This is super-old in terms of the Scala Stream Collector and Kafka versions targeted. It would be worth updating this to the latest versions and opening a new PR for us so that we can accelerate the official release of Snowplow-Kafka (at which point you won’t have to operate a fork any more).
Thanks @PuneetBabbar! Keep us posted as you get further along. Happy to have a Google Hangout too if there are design questions you want to go through together.
Hi Punnet,
As a temporary solution you can use kafkacat using which you can pipe from stdout to a kafka instance.
This is something we got working in our preprod environment. Let me know if you need more details.
Collector App-> stdout | kafkacat ->kafka(raw topic)
kafkacat->(raw topic) | enrich -> stdout | kafkacat-> kafka(enriched topic
we also piped bad stream out of enrich and collector to bad topic in kafka
So as per your direction, I was able to feed into the STDOUT beacon from scala stream to a Kafka Server. And was able to consume that by a Apache streaming application.

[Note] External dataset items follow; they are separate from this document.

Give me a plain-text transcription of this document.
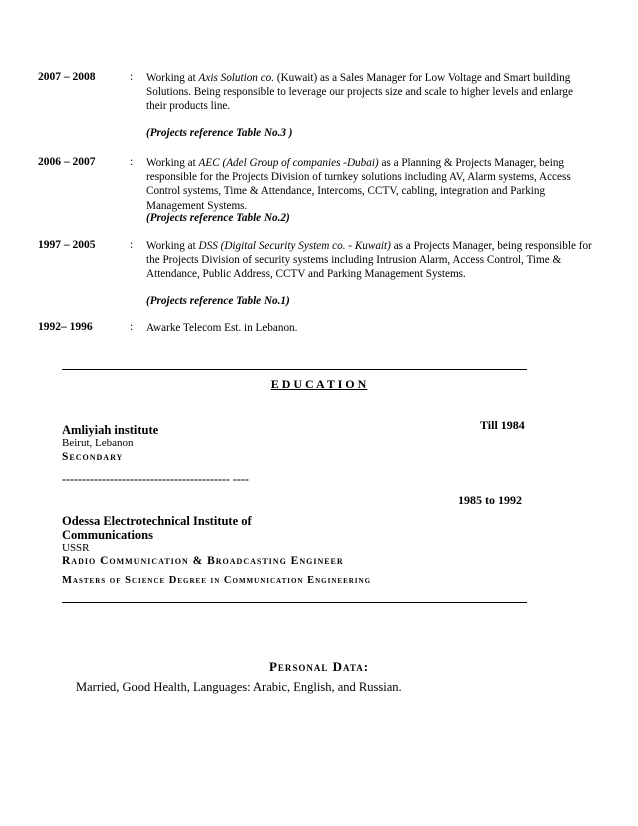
2007 – 2008	: Working at Axis Solution co. (Kuwait) as a Sales Manager for Low Voltage and Smart building Solutions. Being responsible to leverage our projects size and scale to higher levels and enlarge their products line.
(Projects reference Table No.3 )
2006 – 2007	: Working at AEC (Adel Group of companies -Dubai) as a Planning & Projects Manager, being responsible for the Projects Division of turnkey solutions including AV, Alarm systems, Access Control systems, Time & Attendance, Intercoms, CCTV, cabling, integration and Parking Management Systems.
(Projects reference Table No.2)
1997 – 2005	: Working at DSS (Digital Security System co. - Kuwait) as a Projects Manager, being responsible for the Projects Division of security systems including Intrusion Alarm, Access Control, Time & Attendance, Public Address, CCTV and Parking Management Systems.
(Projects reference Table No.1)
1992– 1996	: Awarke Telecom Est. in Lebanon.
E D U C A T I O N
Till 1984
Amliyiah institute
Beirut, Lebanon
Secondary
------------------------------------------ ----
1985 to 1992
Odessa Electrotechnical Institute of Communications
USSR
Radio Communication & Broadcasting Engineer
Masters of Science Degree in Communication Engineering
Personal Data:
Married, Good Health, Languages: Arabic, English, and Russian.
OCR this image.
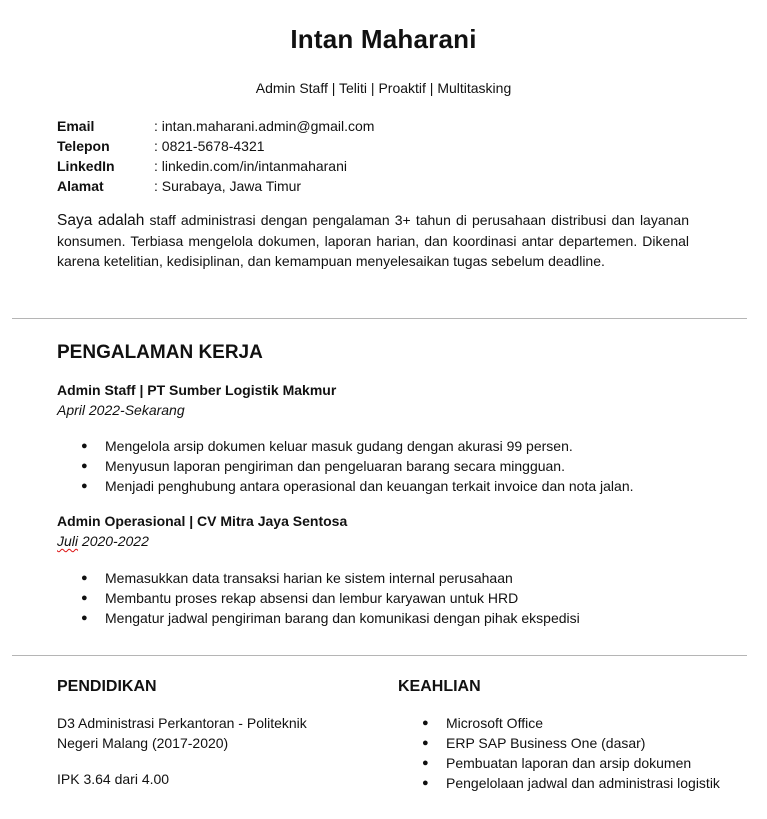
Intan Maharani
Admin Staff | Teliti | Proaktif | Multitasking
Email	: intan.maharani.admin@gmail.com
Telepon	: 0821-5678-4321
LinkedIn	: linkedin.com/in/intanmaharani
Alamat	: Surabaya, Jawa Timur
Saya adalah staff administrasi dengan pengalaman 3+ tahun di perusahaan distribusi dan layanan konsumen. Terbiasa mengelola dokumen, laporan harian, dan koordinasi antar departemen. Dikenal karena ketelitian, kedisiplinan, dan kemampuan menyelesaikan tugas sebelum deadline.
PENGALAMAN KERJA
Admin Staff | PT Sumber Logistik Makmur
April 2022-Sekarang
● Mengelola arsip dokumen keluar masuk gudang dengan akurasi 99 persen.
● Menyusun laporan pengiriman dan pengeluaran barang secara mingguan.
● Menjadi penghubung antara operasional dan keuangan terkait invoice dan nota jalan.
Admin Operasional | CV Mitra Jaya Sentosa
Juli 2020-2022
● Memasukkan data transaksi harian ke sistem internal perusahaan
● Membantu proses rekap absensi dan lembur karyawan untuk HRD
● Mengatur jadwal pengiriman barang dan komunikasi dengan pihak ekspedisi
PENDIDIKAN
D3 Administrasi Perkantoran - Politeknik Negeri Malang (2017-2020)
IPK 3.64 dari 4.00
KEAHLIAN
● Microsoft Office
● ERP SAP Business One (dasar)
● Pembuatan laporan dan arsip dokumen
● Pengelolaan jadwal dan administrasi logistik
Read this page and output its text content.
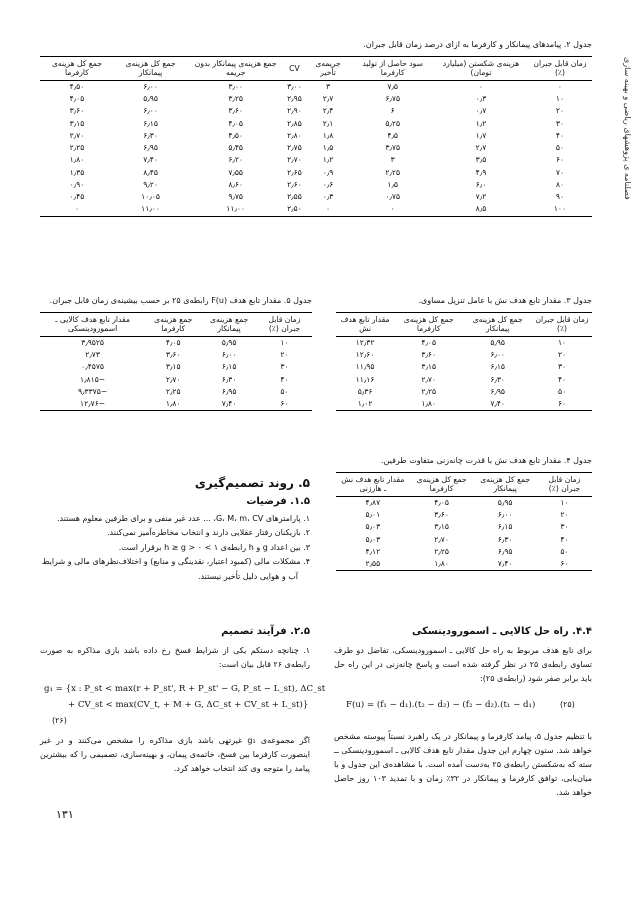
فصلنامه ی پژوهشهای ریاضی و بهینه سازی
جدول ۲. پیامدهای پیمانکار و کارفرما به ازای درصد زمان قابل جبران.
زمان قابل جبران (٪)	هزینه‌ی شکستن (میلیارد تومان)	سود حاصل از تولید کارفرما	جریمه‌ی تأخیر	CV	جمع هزینه‌ی پیمانکار بدون جریمه	جمع کل هزینه‌ی پیمانکار	جمع کل هزینه‌ی کارفرما
۰	۰	۷٫۵	۳	۳٫۰۰	۳٫۰۰	۶٫۰۰	۴٫۵۰
۱۰	۰٫۳	۶٫۷۵	۲٫۷	۲٫۹۵	۳٫۲۵	۵٫۹۵	۴٫۰۵
۲۰	۰٫۷	۶	۲٫۴	۲٫۹۰	۳٫۶۰	۶٫۰۰	۳٫۶۰
۳۰	۱٫۲	۵٫۲۵	۲٫۱	۲٫۸۵	۴٫۰۵	۶٫۱۵	۳٫۱۵
۴۰	۱٫۷	۴٫۵	۱٫۸	۲٫۸۰	۴٫۵۰	۶٫۳۰	۲٫۷۰
۵۰	۲٫۷	۳٫۷۵	۱٫۵	۲٫۷۵	۵٫۴۵	۶٫۹۵	۲٫۲۵
۶۰	۳٫۵	۳	۱٫۲	۲٫۷۰	۶٫۲۰	۷٫۴۰	۱٫۸۰
۷۰	۴٫۹	۲٫۲۵	۰٫۹	۲٫۶۵	۷٫۵۵	۸٫۴۵	۱٫۳۵
۸۰	۶٫۰	۱٫۵	۰٫۶	۲٫۶۰	۸٫۶۰	۹٫۲۰	۰٫۹۰
۹۰	۷٫۲	۰٫۷۵	۰٫۳	۲٫۵۵	۹٫۷۵	۱۰٫۰۵	۰٫۴۵
۱۰۰	۸٫۵	۰	۰	۲٫۵۰	۱۱٫۰۰	۱۱٫۰۰	۰
جدول ۳. مقدار تابع هدف نش با عامل تنزیل مساوی.
زمان قابل جبران (٪)	جمع کل هزینه‌ی پیمانکار	جمع کل هزینه‌ی کارفرما	مقدار تابع هدف نش
۱۰	۵٫۹۵	۴٫۰۵	۱۲٫۳۲
۲۰	۶٫۰۰	۳٫۶۰	۱۲٫۶۰
۳۰	۶٫۱۵	۳٫۱۵	۱۱٫۹۵
۴۰	۶٫۳۰	۲٫۷۰	۱۱٫۱۶
۵۰	۶٫۹۵	۲٫۲۵	۵٫۳۶
۶۰	۷٫۴۰	۱٫۸۰	۱٫۰۲
جدول ۵. مقدار تابع هدف F(u) رابطه‌ی ۲۵ بر حسب بیشینه‌ی زمان قابل جبران.
زمان قابل جبران (٪)	جمع هزینه‌ی پیمانکار	جمع هزینه‌ی کارفرما	مقدار تابع هدف کالایی ـ اسمورودینسکی
۱۰	۵٫۹۵	۴٫۰۵	۳٫۹۵۲۵
۲۰	۶٫۰۰	۳٫۶۰	۲٫۷۳
۳۰	۶٫۱۵	۳٫۱۵	۰٫۴۵۷۵
۴۰	۶٫۳۰	۲٫۷۰	−۱٫۸۱۵
۵۰	۶٫۹۵	۲٫۲۵	−۹٫۳۳۷۵
۶۰	۷٫۴۰	۱٫۸۰	−۱۲٫۷۶
جدول ۴. مقدار تابع هدف نش با قدرت چانه‌زنی متفاوت طرفین.
زمان قابل جبران (٪)	جمع کل هزینه‌ی پیمانکار	جمع کل هزینه‌ی کارفرما	مقدار تابع هدف نش ـ هارزنی
۱۰	۵٫۹۵	۴٫۰۵	۴٫۸۷
۲۰	۶٫۰۰	۳٫۶۰	۵٫۰۱
۳۰	۶٫۱۵	۳٫۱۵	۵٫۰۳
۴۰	۶٫۳۰	۲٫۷۰	۵٫۰۳
۵۰	۶٫۹۵	۲٫۲۵	۴٫۱۲
۶۰	۷٫۴۰	۱٫۸۰	۲٫۵۵
۵. روند تصمیم‌گیری
۱.۵. فرضیات
۱. پارامترهای G، M، m، CV، ... عدد غیر منفی و برای طرفین معلوم هستند.
۲. بازیکنان رفتار عقلایی دارند و انتخاب مخاطره‌آمیز نمی‌کنند.
۳. بین اعداد g و h رابطه‌ی ۱ > h ≥ g > ۰ برقرار است.
۴. مشکلات مالی (کمبود اعتبار، نقدینگی و منابع) و اختلاف‌نظرهای مالی و شرایط
آب و هوایی دلیل تأخیر نیستند.
۲.۵. فرآیند تصمیم
۱. چنانچه دستکم یکی از شرایط فسخ رخ داده باشد بازی مذاکره به صورت رابطه‌ی ۲۶ قابل بیان است:
g₁ = {x : P_st < max(r + P_st', R + P_st' − G, P_st − L_st), ΔC_st
+ CV_st < max(CV_t, + M + G, ΔC_st + CV_st + L_st)}
(۲۶)
اگر مجموعه‌ی g₁ غیرتهی باشد بازی مذاکره را مشخص می‌کنند و در غیر اینصورت کارفرما بین فسخ، خاتمه‌ی پیمان، و بهینه‌سازی، تصمیمی را که بیشترین پیامد را متوجه وی کند انتخاب خواهد کرد.
۴.۴. راه حل کالایی ـ اسمورودینسکی
برای تابع هدف مربوط به راه حل کالایی ـ اسمورودینسکی، تفاضل دو طرف تساوی رابطه‌ی ۲۵ در نظر گرفته شده است و پاسخ چانه‌زنی در این راه حل باید برابر صفر شود (رابطه‌ی ۲۵):
F(u) = (f₁ − d₁).(t₂ − d₂) − (f₂ − d₂).(t₁ − d₁)	(۲۵)
با تنظیم جدول ۵، پیامد کارفرما و پیمانکار در یک راهبرد نسبتاً پیوسته مشخص خواهد شد. ستون چهارم این جدول مقدار تابع هدف کالایی ـ اسمورودینسکی ــ سته که به‌شکستن رابطه‌ی ۲۵ به‌دست آمده است. با مشاهده‌ی این جدول و با میان‌یابی، توافق کارفرما و پیمانکار در ۳۲٪ زمان و با تمدید ۱۰۳ روز حاصل خواهد شد.
۱۳۱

Now I’m facing issue to decode and transform this beacon from base 64 encoded Thrift format.
Do you have code any code sample that help to decode.
Or is there any scala collector setting to send this data in normal JSON or tsv format.
Glad to hear you got it working! Scala Common Enrich is the Snowplow library which operates on the Base64-encoded Thrift format. Stream Enrich is the Snowplow stream-processing application which can process the Base64-encoded Thrift format as relayed in a Kinesis stream.
Our plans for Kafka support in Snowplow involve extending Stream Enrich to add support for reading and writing to/from Kafka. Pull request welcome!
I am also trying to integrate the kafka with snoplow collector, but I couldn’t find any information regarding. Kindly guide me through steps, how you did.